Children’s body temperatures can rise up to five times faster than that of an adult, and heatstroke can occur in temperatures as low as 57 degrees. On an 80 degree day, a car can reach deadly levels in just 10 minutes.
Safety Tips from Kids and Cars and the National Highway Traffic Safety Administration:
- Never leave children alone in or around cars; not even for a minute.
- Put something you’ll need (like your cell phone, purse, an employee ID badge, etc.) on the floor in the back seat. Get in the habit of getting out of the car and opening the back door to grab this item, it’s a great reminder to look in the car seat before you lock your car.
- Keep a large stuffed animal in the child’s car seat when it’s not occupied. When your child is in the seat, put the stuffed animal in the front passenger seat. It’s a visual reminder that any time the stuffed animal is up front you know your child is in the back seat.

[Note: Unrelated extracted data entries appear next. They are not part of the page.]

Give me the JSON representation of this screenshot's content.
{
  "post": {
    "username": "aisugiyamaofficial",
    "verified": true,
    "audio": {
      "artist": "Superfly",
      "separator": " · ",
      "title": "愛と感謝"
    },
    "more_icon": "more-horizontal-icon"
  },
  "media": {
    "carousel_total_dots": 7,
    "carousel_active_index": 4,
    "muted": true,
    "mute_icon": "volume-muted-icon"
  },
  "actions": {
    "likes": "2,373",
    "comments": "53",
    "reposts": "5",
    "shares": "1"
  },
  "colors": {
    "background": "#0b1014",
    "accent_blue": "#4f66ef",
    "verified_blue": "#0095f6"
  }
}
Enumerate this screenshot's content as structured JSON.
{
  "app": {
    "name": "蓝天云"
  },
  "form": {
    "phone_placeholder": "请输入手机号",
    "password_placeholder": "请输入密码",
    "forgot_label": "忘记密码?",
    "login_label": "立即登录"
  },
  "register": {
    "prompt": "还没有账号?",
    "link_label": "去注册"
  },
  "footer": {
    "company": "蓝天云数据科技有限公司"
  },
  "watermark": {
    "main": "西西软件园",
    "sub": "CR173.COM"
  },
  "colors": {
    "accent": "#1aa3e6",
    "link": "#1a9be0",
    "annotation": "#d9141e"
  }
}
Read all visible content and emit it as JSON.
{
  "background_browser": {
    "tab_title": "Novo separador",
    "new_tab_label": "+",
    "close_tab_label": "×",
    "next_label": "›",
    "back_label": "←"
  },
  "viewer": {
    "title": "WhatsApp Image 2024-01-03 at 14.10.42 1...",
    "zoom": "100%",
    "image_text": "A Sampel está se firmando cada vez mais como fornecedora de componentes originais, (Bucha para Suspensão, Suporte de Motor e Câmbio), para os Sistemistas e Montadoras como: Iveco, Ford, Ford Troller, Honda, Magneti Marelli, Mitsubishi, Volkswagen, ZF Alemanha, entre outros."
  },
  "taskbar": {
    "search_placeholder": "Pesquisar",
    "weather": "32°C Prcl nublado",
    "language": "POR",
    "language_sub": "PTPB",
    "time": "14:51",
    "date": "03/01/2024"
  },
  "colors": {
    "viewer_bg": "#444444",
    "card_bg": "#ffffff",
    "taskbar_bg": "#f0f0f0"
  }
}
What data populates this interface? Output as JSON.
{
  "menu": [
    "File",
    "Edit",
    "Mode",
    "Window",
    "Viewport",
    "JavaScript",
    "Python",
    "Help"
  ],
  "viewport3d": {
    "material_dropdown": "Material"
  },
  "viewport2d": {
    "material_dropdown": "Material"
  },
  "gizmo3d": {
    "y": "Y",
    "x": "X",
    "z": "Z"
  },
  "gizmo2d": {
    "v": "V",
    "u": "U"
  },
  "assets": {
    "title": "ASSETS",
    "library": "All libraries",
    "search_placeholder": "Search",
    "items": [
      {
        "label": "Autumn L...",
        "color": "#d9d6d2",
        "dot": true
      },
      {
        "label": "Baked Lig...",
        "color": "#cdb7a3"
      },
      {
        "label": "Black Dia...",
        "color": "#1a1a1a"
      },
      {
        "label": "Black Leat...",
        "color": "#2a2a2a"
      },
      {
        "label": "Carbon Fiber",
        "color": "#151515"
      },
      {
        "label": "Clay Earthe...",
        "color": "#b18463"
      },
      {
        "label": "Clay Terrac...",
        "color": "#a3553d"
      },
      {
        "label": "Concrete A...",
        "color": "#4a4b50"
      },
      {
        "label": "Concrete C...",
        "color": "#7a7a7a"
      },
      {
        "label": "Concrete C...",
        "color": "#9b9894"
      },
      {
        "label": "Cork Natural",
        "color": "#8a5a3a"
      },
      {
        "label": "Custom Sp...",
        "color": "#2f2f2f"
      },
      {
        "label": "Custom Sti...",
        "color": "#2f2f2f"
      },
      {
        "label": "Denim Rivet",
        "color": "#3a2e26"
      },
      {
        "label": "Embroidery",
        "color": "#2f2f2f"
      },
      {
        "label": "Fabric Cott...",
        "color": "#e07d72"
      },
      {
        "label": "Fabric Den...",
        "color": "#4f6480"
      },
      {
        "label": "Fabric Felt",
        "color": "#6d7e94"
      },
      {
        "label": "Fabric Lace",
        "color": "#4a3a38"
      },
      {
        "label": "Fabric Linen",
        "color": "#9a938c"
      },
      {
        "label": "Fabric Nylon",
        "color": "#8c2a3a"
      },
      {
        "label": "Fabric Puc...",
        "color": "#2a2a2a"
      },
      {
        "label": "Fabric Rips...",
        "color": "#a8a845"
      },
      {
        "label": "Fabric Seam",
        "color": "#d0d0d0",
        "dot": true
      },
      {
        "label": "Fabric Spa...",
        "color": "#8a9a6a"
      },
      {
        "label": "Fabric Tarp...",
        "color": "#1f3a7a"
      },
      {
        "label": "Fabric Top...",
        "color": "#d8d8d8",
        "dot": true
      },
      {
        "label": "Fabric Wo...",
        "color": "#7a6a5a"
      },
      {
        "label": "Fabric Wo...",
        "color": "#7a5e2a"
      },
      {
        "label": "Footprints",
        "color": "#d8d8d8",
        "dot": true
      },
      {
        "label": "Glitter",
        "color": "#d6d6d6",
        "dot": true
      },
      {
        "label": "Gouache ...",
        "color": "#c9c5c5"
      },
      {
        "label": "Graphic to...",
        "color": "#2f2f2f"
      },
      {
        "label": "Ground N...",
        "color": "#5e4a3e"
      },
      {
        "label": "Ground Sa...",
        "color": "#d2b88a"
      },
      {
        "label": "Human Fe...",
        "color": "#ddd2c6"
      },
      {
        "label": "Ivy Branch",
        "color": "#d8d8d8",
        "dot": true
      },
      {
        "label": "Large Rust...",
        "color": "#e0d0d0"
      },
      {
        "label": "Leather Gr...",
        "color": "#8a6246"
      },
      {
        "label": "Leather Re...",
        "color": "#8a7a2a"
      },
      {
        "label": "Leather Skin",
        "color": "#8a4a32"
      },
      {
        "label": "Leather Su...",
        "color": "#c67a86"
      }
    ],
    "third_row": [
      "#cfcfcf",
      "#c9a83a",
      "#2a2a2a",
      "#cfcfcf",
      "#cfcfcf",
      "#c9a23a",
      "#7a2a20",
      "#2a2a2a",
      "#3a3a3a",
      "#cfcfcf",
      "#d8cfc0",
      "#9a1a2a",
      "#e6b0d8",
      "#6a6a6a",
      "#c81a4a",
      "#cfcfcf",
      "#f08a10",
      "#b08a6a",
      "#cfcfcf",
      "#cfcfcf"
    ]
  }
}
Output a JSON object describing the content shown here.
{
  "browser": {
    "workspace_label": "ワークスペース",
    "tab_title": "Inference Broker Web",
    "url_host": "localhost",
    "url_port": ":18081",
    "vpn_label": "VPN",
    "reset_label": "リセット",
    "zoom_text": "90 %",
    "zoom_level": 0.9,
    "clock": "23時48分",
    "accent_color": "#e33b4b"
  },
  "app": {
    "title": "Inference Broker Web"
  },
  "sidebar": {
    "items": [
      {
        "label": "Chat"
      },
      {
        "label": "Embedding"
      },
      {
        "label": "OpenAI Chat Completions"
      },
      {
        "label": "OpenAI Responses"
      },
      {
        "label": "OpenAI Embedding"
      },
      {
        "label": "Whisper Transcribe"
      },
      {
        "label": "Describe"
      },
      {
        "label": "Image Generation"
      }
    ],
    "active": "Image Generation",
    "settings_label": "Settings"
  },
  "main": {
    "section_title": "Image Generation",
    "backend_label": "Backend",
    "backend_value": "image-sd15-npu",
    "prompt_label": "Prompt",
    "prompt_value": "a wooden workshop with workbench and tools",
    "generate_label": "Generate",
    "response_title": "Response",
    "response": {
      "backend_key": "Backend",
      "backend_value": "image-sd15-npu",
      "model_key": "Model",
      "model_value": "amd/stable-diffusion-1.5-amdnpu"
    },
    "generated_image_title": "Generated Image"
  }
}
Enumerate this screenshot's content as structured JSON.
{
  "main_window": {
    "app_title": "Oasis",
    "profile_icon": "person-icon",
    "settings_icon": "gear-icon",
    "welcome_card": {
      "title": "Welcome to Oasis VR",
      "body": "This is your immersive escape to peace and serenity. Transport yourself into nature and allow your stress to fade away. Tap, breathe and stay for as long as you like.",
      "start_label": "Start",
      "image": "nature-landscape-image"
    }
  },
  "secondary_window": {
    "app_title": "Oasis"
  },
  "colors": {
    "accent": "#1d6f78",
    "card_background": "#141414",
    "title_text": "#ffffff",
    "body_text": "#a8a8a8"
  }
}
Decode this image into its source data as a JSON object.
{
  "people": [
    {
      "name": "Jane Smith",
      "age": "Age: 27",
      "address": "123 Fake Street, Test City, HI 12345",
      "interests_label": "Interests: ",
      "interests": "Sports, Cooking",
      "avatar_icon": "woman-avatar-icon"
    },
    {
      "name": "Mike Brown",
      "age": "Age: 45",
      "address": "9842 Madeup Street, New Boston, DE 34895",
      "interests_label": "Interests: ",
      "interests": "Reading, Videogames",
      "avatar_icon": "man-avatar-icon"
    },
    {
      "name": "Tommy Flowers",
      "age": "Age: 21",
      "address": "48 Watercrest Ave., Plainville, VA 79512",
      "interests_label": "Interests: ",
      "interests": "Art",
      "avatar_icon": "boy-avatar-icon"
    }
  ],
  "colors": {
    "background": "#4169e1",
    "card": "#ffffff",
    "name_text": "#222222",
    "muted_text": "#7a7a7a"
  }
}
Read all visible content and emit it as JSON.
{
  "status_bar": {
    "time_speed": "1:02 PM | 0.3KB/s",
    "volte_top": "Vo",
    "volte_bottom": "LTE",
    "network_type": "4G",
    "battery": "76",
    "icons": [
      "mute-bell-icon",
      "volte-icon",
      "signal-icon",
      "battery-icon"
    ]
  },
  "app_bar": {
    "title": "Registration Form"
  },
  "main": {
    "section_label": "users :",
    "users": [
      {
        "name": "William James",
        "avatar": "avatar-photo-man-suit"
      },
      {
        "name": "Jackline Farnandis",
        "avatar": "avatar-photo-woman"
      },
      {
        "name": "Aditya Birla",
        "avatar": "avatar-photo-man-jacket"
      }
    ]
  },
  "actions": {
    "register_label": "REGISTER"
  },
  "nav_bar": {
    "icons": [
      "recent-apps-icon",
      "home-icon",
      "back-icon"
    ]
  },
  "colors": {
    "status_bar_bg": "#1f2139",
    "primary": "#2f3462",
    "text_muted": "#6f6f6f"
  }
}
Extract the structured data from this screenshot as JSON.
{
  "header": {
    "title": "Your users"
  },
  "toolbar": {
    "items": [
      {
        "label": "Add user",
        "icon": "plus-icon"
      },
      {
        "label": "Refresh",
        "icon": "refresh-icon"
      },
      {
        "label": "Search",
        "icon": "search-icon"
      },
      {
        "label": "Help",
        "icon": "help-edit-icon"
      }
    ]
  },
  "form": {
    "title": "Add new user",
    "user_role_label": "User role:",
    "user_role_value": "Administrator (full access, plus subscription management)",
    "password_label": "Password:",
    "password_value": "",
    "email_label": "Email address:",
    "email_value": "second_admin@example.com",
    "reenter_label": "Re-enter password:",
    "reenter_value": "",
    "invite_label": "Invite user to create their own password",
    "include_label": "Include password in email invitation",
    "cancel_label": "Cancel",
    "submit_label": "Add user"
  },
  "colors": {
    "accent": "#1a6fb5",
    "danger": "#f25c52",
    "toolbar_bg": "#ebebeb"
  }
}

- Make arrangements with your child’s day care center or babysitter that you will always call if your child will not be there on a particular day as scheduled.
- If you have to change your routine and you and your partner are swapping pick-up and/or drop-off duties, call each other to confirm everything went according to the new plan.
- Make sure all child passengers have left the vehicle after it is parked.
- When a child is missing, check vehicles and car trunks immediately.
- If you see a child alone in a vehicle, get involved. If they are hot or seem sick, get them out as quickly as possible. Call 911 or your local emergency number immediately.
- Be especially careful about keeping children safe in and around cars during busy times, schedule changes and periods of crisis or holidays.
In more than 30% of the cases Kids and Cars has tracked, the child got into the vehicle on his or her own and became trapped. Even if you don’t have children:
- Keep vehicles locked at all times; even in the garage or driveway.
- Keys and/or remote openers should never be left within reach of children.